Plain and simple: Americans are better than the gasoline we put into our vehicles.
Every day, I hear from people in our region that "gasoline prices are going up." "Can't you do something about this?" or "Can't we just drill more?" they ask.
The facts that drive this oil debate can often be overlooked and warrant further examination.
Domestic oil production last year rose to its highest level since 2003. More oil is now produced per year under President Barack Obama than during any year of President George W. Bush's second term.
Even if we tapped every single source in the United States, we would continue to be too heavily dependent on imported oil. We simply cannot drill our way out of this problem.
Yet, many ignore this basic fact as oil and gas prices continue to rise. They continue to say that more drilling will solve our nation's energy problems.
American consumers and businesses are facing sticker shock at the pump. The average price of gasoline in the Capital Region, for example, has risen to more than $3.70 a gallon.
The reason for this increase in price is simple -- simple supply and demand economics. In China, 12 million to 14 million new cars are put on the road every year. At the same time, supply disruptions in the Middle East and North Africa arise from political unrest.
We cannot deny that we are beholden to these forces, which have recently caused the price of oil to top $106 a barrel.
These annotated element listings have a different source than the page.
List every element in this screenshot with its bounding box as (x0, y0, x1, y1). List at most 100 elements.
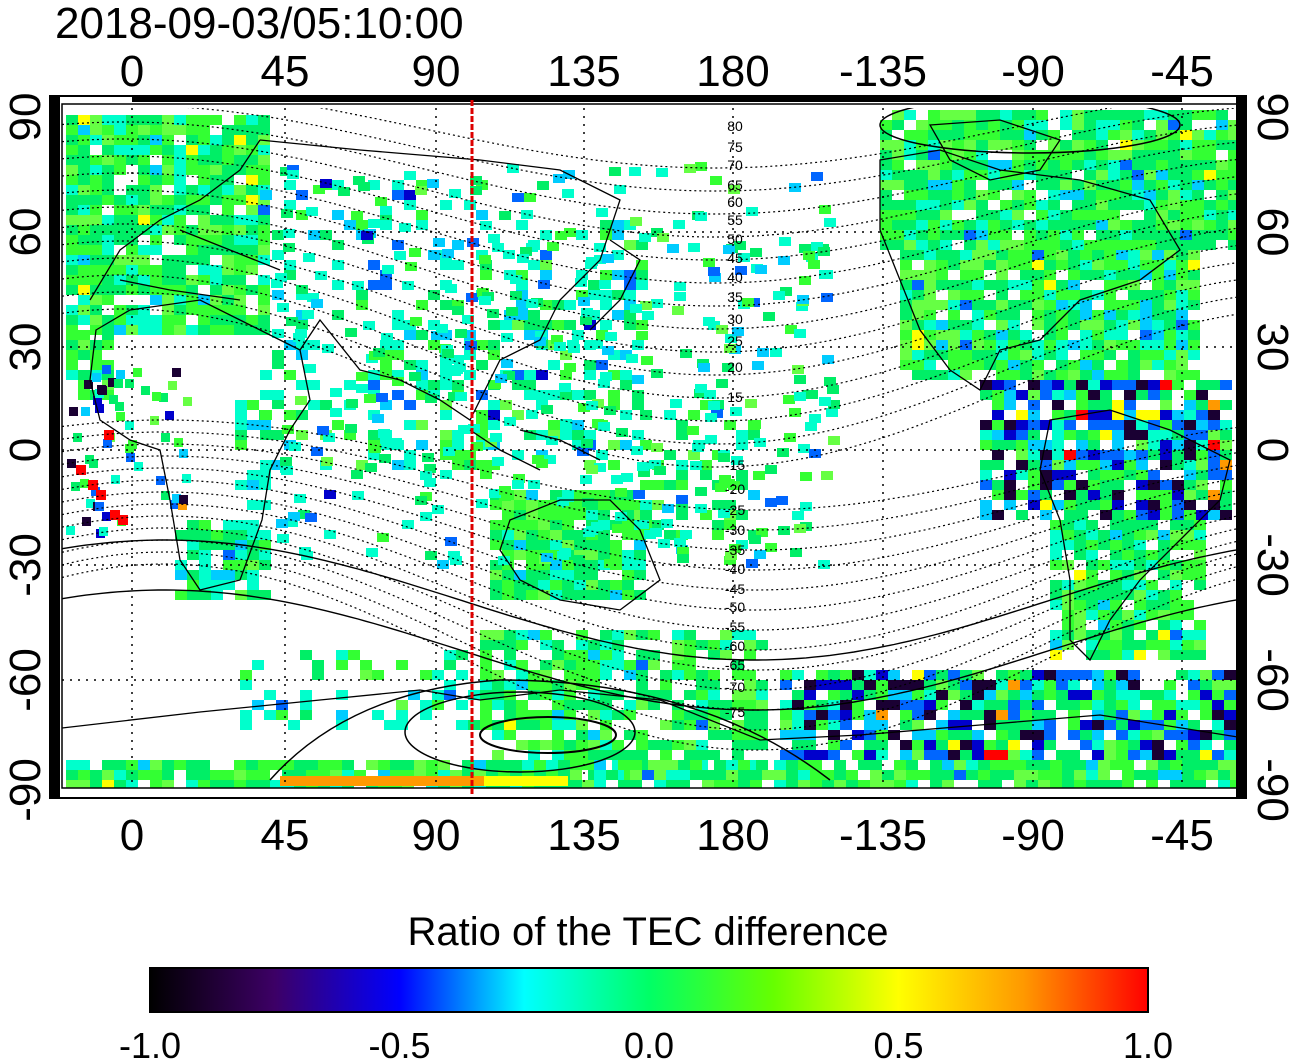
tec-cell (503, 250, 515, 259)
tec-cell (222, 275, 234, 285)
tec-cell (223, 580, 235, 590)
tec-cell (928, 110, 940, 120)
tec-cell (298, 510, 310, 519)
tec-cell (1208, 420, 1220, 430)
tec-cell (198, 135, 210, 145)
tec-cell (235, 570, 247, 580)
tec-cell (560, 390, 572, 400)
tec-cell (1164, 250, 1176, 260)
tec-cell (584, 370, 596, 380)
tec-cell (1152, 350, 1164, 360)
tec-cell (912, 740, 924, 750)
tec-cell (535, 331, 547, 340)
bottom-longitude-tick-label: -135 (839, 811, 927, 860)
tec-cell (1012, 210, 1024, 220)
tec-cell (1032, 280, 1044, 290)
tec-cell (388, 776, 400, 786)
tec-cell (634, 550, 646, 560)
tec-cell (490, 580, 502, 590)
tec-cell (1104, 260, 1116, 270)
tec-cell (1136, 430, 1148, 440)
tec-cell (636, 670, 648, 680)
tec-cell (732, 750, 744, 760)
tec-cell (906, 760, 918, 770)
tec-cell (272, 250, 284, 260)
magnetic-latitude-label: 35 (727, 289, 743, 305)
tec-cell (480, 720, 492, 730)
tec-cell (1168, 140, 1180, 150)
tec-cell (990, 770, 1002, 780)
tec-cell (222, 205, 234, 215)
tec-cell (306, 760, 318, 770)
tec-cell (624, 270, 636, 280)
tec-cell (864, 730, 876, 740)
tec-cell (402, 520, 414, 529)
tec-cell (960, 360, 972, 370)
tec-cell (622, 570, 634, 580)
tec-cell (924, 280, 936, 290)
tec-cell (580, 475, 592, 484)
tec-cell (1208, 380, 1220, 390)
tec-cell (536, 390, 548, 400)
tec-cell (276, 519, 288, 528)
tec-cell (174, 165, 186, 175)
tec-cell (724, 556, 736, 565)
tec-cell (1112, 490, 1124, 500)
tec-cell (960, 280, 972, 290)
magnetic-contour-line (62, 172, 1239, 284)
tec-cell (1182, 780, 1194, 788)
tec-cell (1220, 400, 1232, 410)
tec-cell (396, 660, 408, 670)
tec-cell (690, 760, 702, 770)
tec-cell (882, 770, 894, 780)
tec-cell (528, 480, 540, 489)
tec-cell (187, 540, 199, 550)
tec-cell (368, 260, 380, 270)
tec-cell (676, 460, 688, 470)
tec-cell (258, 175, 270, 185)
magnetic-latitude-label: 75 (727, 139, 743, 155)
tec-cell (1048, 180, 1060, 190)
tec-cell (332, 310, 344, 320)
tec-cell (1026, 780, 1038, 788)
tec-cell (1028, 430, 1040, 440)
tec-cell (1074, 770, 1086, 780)
tec-cell (1076, 460, 1088, 470)
tec-cell (672, 630, 684, 640)
tec-cell (445, 284, 457, 293)
tec-cell (306, 207, 318, 216)
tec-cell (1068, 250, 1080, 260)
tec-cell (454, 363, 466, 372)
magnetic-contour-line (62, 539, 1239, 661)
tec-cell (524, 390, 536, 400)
tec-cell (102, 370, 114, 380)
tec-cell (1050, 640, 1062, 650)
tec-cell (78, 155, 90, 165)
tec-cell (506, 307, 518, 316)
tec-cell (512, 380, 524, 390)
tec-cell (900, 330, 912, 340)
tec-cell (928, 220, 940, 230)
tec-cell (82, 517, 91, 526)
tec-cell (222, 175, 234, 185)
tec-cell (90, 205, 102, 215)
tec-cell (652, 480, 664, 490)
tec-cell (916, 220, 928, 230)
tec-cell (1064, 410, 1076, 420)
tec-cell (264, 710, 276, 720)
tec-cell (259, 540, 271, 550)
tec-cell (880, 210, 892, 220)
tec-cell (712, 500, 724, 510)
tec-cell (240, 680, 252, 690)
tec-cell (1116, 700, 1128, 710)
tec-cell (1068, 700, 1080, 710)
tec-cell (150, 235, 162, 245)
tec-cell (984, 300, 996, 310)
tec-cell (1156, 180, 1168, 190)
coastline (62, 689, 1244, 741)
tec-cell (187, 570, 199, 580)
tec-cell (260, 370, 272, 380)
tec-cell (1068, 360, 1080, 370)
tec-cell (756, 640, 768, 650)
tec-cell (66, 285, 78, 295)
Unfortunately, too many American consumers are now stuck holding the bill.
Some have called for tapping the Strategic Petroleum Reserve to increase supply and bring down costs. Others have suggested waiting until costs rise further before tapping it.
Every time the price of gasoline spikes, we discuss short-term solutions to our long-term problem:
What about the massive tax breaks that Big Oil companies like BP and Exxon receive?
What about our overall dependence on foreign oil?
Is there a viable, cost-competitive alternative?
If you draw down the Strategic Petroleum Reserve now, what if prices go up later? How long will we wait to refill the reserve, and at what price?
During a time of budget austerity and a growing national debt, Republicans in Congress want to continue giving tax subsidies to Big Oil companies that are realizing record profits -- $75 billion last year alone. Those companies have literally said "they don't need the tax breaks."
In the same breath, these same Republicans suggest we must cut spending on energy efficiency, clean energy, advanced vehicle technologies and loan guarantees. This is misguided at best and hypocrisy at worst.
High gasoline prices are a serious concern, not only because of the pain it causes consumers at the pump, but also the impact they have on our farmers, truckers, travelers and the nation's employers. The more money we spend on gasoline the less we have for food, clothing, shelter, a new vehicle, college, dining out, growing a small business and more.
Tax breaks for oil companies were introduced in 1913, almost 100 years ago. And yet they continue today.
There must be a better solution than continuing to swim in oil. Does that sound too farfetched? The rotary phone and typewriter were widely in use only a few short years ago, but they have been relegated to antique shops with the invention of iPhones and laptops.
Let's resolve to use oil subsidies for a better purpose: Give the money to our brightest minds to invent and grow clean energy technology. Perhaps then we can shelve the leftover barrels of oil alongside the rotary phone and typewriter.